Minima Cardiniana 235/2

Domenica 24 febbraio 2019 – VII Domenica del Tempo ordinario – Santa Felicita

UN EVENTO SUL PICCOLO SCHERMO

STAT ROSA PRISTINA NOMINE

Torna, quasi un quarantennio dopo (il doppio dei fatidici “Vent’anni dopo” cari ad Alexandre Dumas), il fatidico romanzo di Umberto Eco. Nel 1980, fece sul serio epoca: da allora, è stato tradotto in una quarantina di lingue e ha venduto più di 50 milioni di copie. Se, tuttavia, appena un 10 per cento di chi lo ha comprato lo avesse letto sul serio e avesse cercato di capirlo, lasciatemelo dire, il mondo, oggi, sarebbe diverso. 5 milioni di persone in grado di seguire le vicende del francescano-detective Guglielmo di Baskerville e del novizio Adso da Melk in un’abbazia-biblioteca-labirinto, tra le insidie del Santo Satana benedettino Jorge de Burgos, cieco al pari del suo modello (il grande Borges: il poeta reazionario argentino, che Eco detestava e idolatrava), e del doctor terribilis, l’inquisitore domenicano Bernard Gui, sarebbero state davvero il sale della terra. Non è purtroppo stato così: e, nell’odierna avanzata dell’analfabetismo di ritorno dalla quale l’Occidente odierno è afflitto, i risultati si vedono.

Il libro acquistato, strapremiato, idolatrato e quasi per nulla letto del sulfureo professore alessandrino – da allora divenuto romanziere prolifico – ha fatto davvero strada. Lo abbiamo visto sul grande schermo, con un leggendario Sean Connery (lo 007 per eccellenza: e chi altri sennò?) nel saio bigio di frate Guglielmo; ha dato vita a innumerevoli games informatici e a migliaia di quasi sempre pessime imitazioni; ora lo vedremo sul piccolo schermo, dove è probabile che il pur valente John Turturro ci faccia rimpiangere Connery.

Era, a modo suo e in un certo senso, un fantaromanzo storico, zeppo di testi autenticamente medievali tradotti quasi alla lettera, ricchissimo di dotte e funamboliche citazioni e allusioni, che impietosamente attaccava quella che per lui era la cultura reazionaria del Novecento (il “fascismo eterno”, lo avrebbe più tardi definito) e che al tempo stesso prendeva finemente posizione su un’infinità di problemi storico-filologici relativi all’età nella quale inseriva la sua fabula:un Trecento attraversato da paure apocalittiche e da audaci eresie e storicamente parlando molto più fedele alla storia di quanto parve a molti. Ma per rendersene conto bisognava saperne di cose, su quel tormentato XIV secolo e su quel cattolicissimo professore e polemista ateo innamorato della scolastica. Lo capì bene il medievista Jacques Le Goff, suo grande amico, strapagato e inascoltato consulente della versione cinematografica del 1986, diretta da Jean-Jacques Annaud.
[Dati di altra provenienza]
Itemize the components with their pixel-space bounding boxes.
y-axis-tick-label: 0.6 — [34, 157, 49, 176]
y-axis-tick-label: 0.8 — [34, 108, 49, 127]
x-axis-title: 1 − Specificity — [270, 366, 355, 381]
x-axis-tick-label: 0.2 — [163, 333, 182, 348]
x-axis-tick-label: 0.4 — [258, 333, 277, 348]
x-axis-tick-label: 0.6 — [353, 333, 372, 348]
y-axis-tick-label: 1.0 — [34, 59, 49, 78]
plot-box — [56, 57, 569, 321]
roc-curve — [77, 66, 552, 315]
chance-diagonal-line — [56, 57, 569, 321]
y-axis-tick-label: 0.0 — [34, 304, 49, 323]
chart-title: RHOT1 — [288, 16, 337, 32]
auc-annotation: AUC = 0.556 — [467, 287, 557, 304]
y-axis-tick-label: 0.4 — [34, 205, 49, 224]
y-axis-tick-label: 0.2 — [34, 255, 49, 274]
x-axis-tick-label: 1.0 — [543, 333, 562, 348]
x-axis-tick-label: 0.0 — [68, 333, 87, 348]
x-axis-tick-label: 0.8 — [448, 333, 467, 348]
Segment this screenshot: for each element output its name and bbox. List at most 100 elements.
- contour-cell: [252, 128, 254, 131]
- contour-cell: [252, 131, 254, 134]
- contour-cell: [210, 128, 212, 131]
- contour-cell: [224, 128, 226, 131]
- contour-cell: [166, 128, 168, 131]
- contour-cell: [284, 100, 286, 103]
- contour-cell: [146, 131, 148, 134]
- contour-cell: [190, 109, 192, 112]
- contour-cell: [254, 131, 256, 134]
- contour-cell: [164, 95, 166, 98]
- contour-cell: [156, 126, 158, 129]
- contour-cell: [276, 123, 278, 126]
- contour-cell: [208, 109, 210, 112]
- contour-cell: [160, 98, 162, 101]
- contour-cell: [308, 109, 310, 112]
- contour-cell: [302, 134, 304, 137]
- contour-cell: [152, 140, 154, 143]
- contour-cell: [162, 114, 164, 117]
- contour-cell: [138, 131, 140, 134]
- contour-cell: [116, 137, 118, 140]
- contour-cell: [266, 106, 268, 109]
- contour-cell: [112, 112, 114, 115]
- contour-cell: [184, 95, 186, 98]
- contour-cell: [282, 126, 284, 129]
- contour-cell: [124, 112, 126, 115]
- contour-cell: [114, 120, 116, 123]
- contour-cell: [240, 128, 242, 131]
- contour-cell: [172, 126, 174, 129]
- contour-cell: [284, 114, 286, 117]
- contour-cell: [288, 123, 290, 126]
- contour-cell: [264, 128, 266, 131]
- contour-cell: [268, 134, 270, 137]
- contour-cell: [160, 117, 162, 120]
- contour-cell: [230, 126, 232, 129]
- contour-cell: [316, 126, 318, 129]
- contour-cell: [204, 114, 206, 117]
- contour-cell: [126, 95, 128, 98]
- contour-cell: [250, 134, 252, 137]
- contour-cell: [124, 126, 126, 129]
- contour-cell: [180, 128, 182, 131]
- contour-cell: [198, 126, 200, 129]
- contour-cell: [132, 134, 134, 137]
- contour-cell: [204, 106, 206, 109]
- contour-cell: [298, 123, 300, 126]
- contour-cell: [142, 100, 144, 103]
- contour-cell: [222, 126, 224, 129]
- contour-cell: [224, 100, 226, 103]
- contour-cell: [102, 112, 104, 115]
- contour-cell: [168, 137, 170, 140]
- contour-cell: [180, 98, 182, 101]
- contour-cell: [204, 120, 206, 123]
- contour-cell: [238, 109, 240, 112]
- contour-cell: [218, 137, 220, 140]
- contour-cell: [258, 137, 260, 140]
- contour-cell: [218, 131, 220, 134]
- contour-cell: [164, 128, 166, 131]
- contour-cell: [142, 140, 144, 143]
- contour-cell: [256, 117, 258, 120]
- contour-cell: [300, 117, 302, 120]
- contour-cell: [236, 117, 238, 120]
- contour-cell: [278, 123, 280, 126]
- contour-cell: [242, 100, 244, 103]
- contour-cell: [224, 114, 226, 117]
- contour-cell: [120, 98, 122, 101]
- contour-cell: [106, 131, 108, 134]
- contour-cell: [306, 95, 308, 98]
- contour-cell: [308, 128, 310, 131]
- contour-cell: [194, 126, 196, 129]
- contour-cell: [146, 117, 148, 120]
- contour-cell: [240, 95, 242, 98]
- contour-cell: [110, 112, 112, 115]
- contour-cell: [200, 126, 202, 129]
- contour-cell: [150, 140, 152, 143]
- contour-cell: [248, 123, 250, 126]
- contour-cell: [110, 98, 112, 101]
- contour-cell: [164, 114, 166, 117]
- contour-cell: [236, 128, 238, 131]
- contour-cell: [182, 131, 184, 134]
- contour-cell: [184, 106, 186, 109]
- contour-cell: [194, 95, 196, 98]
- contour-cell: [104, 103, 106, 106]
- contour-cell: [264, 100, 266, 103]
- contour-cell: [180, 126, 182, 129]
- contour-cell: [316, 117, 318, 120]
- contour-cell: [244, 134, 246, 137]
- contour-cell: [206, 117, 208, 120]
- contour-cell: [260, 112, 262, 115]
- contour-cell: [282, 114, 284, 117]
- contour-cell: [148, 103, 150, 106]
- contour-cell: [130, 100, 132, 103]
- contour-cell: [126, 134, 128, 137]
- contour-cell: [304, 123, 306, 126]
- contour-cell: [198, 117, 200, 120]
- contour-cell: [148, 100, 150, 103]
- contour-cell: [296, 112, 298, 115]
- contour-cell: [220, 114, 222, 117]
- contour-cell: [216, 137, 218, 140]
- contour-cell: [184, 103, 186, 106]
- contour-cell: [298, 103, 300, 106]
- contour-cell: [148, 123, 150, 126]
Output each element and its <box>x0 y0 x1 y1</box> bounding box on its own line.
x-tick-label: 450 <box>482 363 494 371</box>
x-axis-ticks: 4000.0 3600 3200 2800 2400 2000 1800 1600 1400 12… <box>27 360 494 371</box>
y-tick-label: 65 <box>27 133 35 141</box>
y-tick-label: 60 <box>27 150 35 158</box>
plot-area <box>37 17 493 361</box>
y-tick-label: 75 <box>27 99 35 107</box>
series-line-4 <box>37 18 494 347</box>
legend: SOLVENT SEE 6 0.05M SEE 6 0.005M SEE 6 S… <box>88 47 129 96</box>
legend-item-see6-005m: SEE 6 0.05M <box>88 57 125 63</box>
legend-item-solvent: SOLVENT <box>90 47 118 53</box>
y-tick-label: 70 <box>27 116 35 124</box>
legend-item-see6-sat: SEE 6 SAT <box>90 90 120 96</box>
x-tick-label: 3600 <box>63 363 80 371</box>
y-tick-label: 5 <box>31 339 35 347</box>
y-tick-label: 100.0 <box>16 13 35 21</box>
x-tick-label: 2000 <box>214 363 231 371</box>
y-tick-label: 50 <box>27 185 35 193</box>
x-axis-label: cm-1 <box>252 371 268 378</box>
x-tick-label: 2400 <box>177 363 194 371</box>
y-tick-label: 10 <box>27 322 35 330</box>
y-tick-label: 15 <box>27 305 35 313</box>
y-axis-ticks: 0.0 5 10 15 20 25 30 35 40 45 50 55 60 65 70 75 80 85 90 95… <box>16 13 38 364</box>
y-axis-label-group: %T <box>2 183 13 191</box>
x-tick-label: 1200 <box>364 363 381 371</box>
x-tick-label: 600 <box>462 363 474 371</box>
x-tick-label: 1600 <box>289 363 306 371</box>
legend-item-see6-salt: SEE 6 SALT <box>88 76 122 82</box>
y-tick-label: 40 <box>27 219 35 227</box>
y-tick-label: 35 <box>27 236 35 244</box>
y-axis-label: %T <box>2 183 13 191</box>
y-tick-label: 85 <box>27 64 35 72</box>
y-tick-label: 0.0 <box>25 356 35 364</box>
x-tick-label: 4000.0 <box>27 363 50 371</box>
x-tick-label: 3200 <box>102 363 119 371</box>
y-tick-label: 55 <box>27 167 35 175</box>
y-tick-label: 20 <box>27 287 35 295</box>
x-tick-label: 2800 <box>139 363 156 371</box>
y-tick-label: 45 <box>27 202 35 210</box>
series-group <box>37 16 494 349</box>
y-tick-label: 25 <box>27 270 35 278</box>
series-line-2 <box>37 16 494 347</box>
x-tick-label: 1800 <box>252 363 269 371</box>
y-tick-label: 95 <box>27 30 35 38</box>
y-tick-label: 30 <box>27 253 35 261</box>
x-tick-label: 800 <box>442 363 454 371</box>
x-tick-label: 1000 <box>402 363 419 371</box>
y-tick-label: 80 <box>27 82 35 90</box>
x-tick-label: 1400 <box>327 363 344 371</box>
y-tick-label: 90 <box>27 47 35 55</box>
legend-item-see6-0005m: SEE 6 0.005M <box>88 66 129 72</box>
In un duro paesaggio di montagne desolate, un’abbazia arcigna come una fortezza cela al suo interno un torreggiante edificio, un gigantesco pozzo librario a pianta ottagonale evidentemente ispirato al mirabile battistero di Parma e dal labirintico interno a molti piani. Là, si svolge un’intricata storia di assassini e di assassinati, di grotteschi eppur tenerissimi cercatori di Dio e di sapienti spietati teologi, di fraticelli che cedono al fragile richiamo d’amore di ragazzine celate sotto luridi cenci e di ormai anziani religiosi che molto hanno studiato e molto sbagliato, che sanno di aver tradito sé stessi e che sono abilissimi nel decodificare il minimo indizio (“Elementare, Adso…”, ripete fra Guglielmo al suo ingenuo discepolo). Là, si snoda il tragico duello tra chi dai propri errori e dalla lezione della storia ha appreso l’umana pietà e chi cerca nell’Eterno la chiave dell’inflessibile Verità, che ignora il sorriso e condanna il perdono.

Il nome della rosa è un capolavoro fortunatissimo e incompreso: al pari, del resto, del secondo romanzo echiano, Il pendolo di Foucault, o dell’ultimo, Il cimitero di Praga, che, per alquanti versi ne sono la continuazione semiautobiografica. Ma anche lì l’autobiografia, come il diavolo (o come il buon Dio?), sta nei dettagli.